I'm reading some very elegant fiction just now, and alongside that some equally beautifully written non-fiction. But regarding the latter, while there's no doubt that Monty Don is a wordsmith, what is every bit as obvious is his absolute passion for his subject: for making and tending and re-making and living in and with a garden.
The Ivington Diaries is his record of creating his own garden from a two-acre field. Using diary entries spanning the years from the early days up to the present he recounts every step and stage, every pleasure, pain and preoccupation associated with having a garden. This is not a manual, a how-to book or a set of seasonal reminders - though the reader will learn much - more than all those things, it's one man's acccount of his relationship with the soil and what grows from it, and above all with his own 'place'. He is very clear on that, saying "... it is not an idea or technique or any particular plant combination that makes a garden lovely but that sense of place - the indefinable quality that makes you want to be here - which the gardener falls in love with. And this book, above anything else, is a love story."

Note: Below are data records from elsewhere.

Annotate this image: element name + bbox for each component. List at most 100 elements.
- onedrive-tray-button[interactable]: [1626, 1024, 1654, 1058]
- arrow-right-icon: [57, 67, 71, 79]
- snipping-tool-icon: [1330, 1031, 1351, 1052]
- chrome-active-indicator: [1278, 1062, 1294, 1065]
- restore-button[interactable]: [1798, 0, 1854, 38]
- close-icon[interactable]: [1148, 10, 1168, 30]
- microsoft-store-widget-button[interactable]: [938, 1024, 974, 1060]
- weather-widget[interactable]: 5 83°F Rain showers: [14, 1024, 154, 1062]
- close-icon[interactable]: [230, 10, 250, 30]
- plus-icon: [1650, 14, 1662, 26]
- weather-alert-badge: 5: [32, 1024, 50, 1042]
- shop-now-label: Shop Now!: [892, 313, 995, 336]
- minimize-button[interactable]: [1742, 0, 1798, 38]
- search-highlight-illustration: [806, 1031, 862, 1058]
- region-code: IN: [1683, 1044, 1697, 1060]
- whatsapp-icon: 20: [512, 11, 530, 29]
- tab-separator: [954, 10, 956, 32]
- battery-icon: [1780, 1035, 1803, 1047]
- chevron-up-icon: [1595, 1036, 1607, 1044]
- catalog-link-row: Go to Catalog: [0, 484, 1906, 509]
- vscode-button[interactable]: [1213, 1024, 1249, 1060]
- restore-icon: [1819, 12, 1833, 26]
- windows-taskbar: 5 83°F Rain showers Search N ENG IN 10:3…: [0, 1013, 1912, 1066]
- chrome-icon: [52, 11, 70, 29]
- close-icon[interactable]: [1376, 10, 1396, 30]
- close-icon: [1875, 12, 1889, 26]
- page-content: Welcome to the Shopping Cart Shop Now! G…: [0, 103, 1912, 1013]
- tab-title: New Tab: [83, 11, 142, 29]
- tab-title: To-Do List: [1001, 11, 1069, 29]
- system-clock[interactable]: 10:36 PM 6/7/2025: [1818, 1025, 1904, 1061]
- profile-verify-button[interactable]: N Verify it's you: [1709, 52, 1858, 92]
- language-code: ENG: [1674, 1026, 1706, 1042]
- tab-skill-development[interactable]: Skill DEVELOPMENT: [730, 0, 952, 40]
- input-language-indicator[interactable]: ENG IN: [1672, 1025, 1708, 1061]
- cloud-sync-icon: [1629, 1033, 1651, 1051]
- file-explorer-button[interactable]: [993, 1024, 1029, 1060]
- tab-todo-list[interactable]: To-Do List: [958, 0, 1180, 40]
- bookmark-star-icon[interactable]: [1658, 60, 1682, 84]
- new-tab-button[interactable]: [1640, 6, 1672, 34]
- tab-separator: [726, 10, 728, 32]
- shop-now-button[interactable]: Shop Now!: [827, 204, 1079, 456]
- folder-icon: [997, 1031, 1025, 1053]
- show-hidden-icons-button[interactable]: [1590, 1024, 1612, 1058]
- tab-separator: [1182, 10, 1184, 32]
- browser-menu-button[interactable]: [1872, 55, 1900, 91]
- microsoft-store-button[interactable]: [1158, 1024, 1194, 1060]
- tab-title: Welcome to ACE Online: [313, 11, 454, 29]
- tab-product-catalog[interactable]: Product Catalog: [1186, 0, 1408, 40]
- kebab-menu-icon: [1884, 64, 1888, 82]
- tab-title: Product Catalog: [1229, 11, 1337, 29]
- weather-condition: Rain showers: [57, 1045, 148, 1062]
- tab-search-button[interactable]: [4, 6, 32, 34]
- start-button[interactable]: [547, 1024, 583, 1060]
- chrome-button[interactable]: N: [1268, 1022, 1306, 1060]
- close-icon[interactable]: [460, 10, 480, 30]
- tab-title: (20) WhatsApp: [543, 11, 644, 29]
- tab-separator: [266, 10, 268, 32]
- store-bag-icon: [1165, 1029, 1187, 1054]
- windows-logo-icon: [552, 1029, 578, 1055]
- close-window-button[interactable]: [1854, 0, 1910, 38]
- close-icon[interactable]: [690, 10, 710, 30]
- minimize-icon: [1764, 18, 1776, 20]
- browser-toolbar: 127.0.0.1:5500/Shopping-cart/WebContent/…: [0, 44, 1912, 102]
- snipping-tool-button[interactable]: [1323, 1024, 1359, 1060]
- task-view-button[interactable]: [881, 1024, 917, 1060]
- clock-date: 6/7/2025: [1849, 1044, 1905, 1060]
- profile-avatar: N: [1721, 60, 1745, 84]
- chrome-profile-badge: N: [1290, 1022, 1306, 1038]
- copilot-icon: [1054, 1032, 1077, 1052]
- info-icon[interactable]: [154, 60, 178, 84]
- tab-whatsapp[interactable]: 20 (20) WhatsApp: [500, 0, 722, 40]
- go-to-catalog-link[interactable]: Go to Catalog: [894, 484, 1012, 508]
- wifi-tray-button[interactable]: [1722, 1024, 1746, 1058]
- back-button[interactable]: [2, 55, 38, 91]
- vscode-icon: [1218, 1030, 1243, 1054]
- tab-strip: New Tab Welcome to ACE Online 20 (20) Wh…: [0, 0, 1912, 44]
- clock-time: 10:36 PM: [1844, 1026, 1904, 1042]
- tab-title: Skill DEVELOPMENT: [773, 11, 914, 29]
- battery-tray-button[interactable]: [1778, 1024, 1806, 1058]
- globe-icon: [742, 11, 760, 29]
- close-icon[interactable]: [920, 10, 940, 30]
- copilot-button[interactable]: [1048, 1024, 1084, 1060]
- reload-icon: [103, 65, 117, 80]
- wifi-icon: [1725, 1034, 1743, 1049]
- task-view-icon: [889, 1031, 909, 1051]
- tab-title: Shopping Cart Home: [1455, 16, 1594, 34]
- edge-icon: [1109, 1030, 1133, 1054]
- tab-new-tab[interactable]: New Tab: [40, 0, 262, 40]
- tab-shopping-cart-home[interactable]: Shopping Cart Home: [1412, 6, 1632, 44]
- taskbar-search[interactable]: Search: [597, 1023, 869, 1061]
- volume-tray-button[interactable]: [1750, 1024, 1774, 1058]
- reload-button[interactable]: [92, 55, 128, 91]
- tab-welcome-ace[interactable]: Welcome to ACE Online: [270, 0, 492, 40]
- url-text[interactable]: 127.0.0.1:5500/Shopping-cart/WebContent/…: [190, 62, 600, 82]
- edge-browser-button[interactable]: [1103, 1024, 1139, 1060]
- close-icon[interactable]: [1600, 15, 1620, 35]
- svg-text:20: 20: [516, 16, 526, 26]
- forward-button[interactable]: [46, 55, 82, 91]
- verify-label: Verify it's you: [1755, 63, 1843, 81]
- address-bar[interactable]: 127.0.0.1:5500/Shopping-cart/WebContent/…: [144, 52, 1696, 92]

It certainly is that, and as intimate and personal as any love story is. As a lover does, he notices things - not just the obvious, but the details such as the play of frosty moonlight on topiary yews or the simple beauty in a hazel hurdle. As much an idealist as a realist, he is very honest about his own shortcomings and about showing things as they are, so many of the book's photographs (all his own, too) reveal the working side of the garden, the business end, the way things get done. But there's passion on every page, whether he is discussing the efficacy of a mulch of mushroom compost, or describing "the full curve of hip and buttock with the tuck of waist" on tulips: "decorously beautiful while being outrageously sexy", you can sense the quickening of the pulse. Isn't that what writing is all about?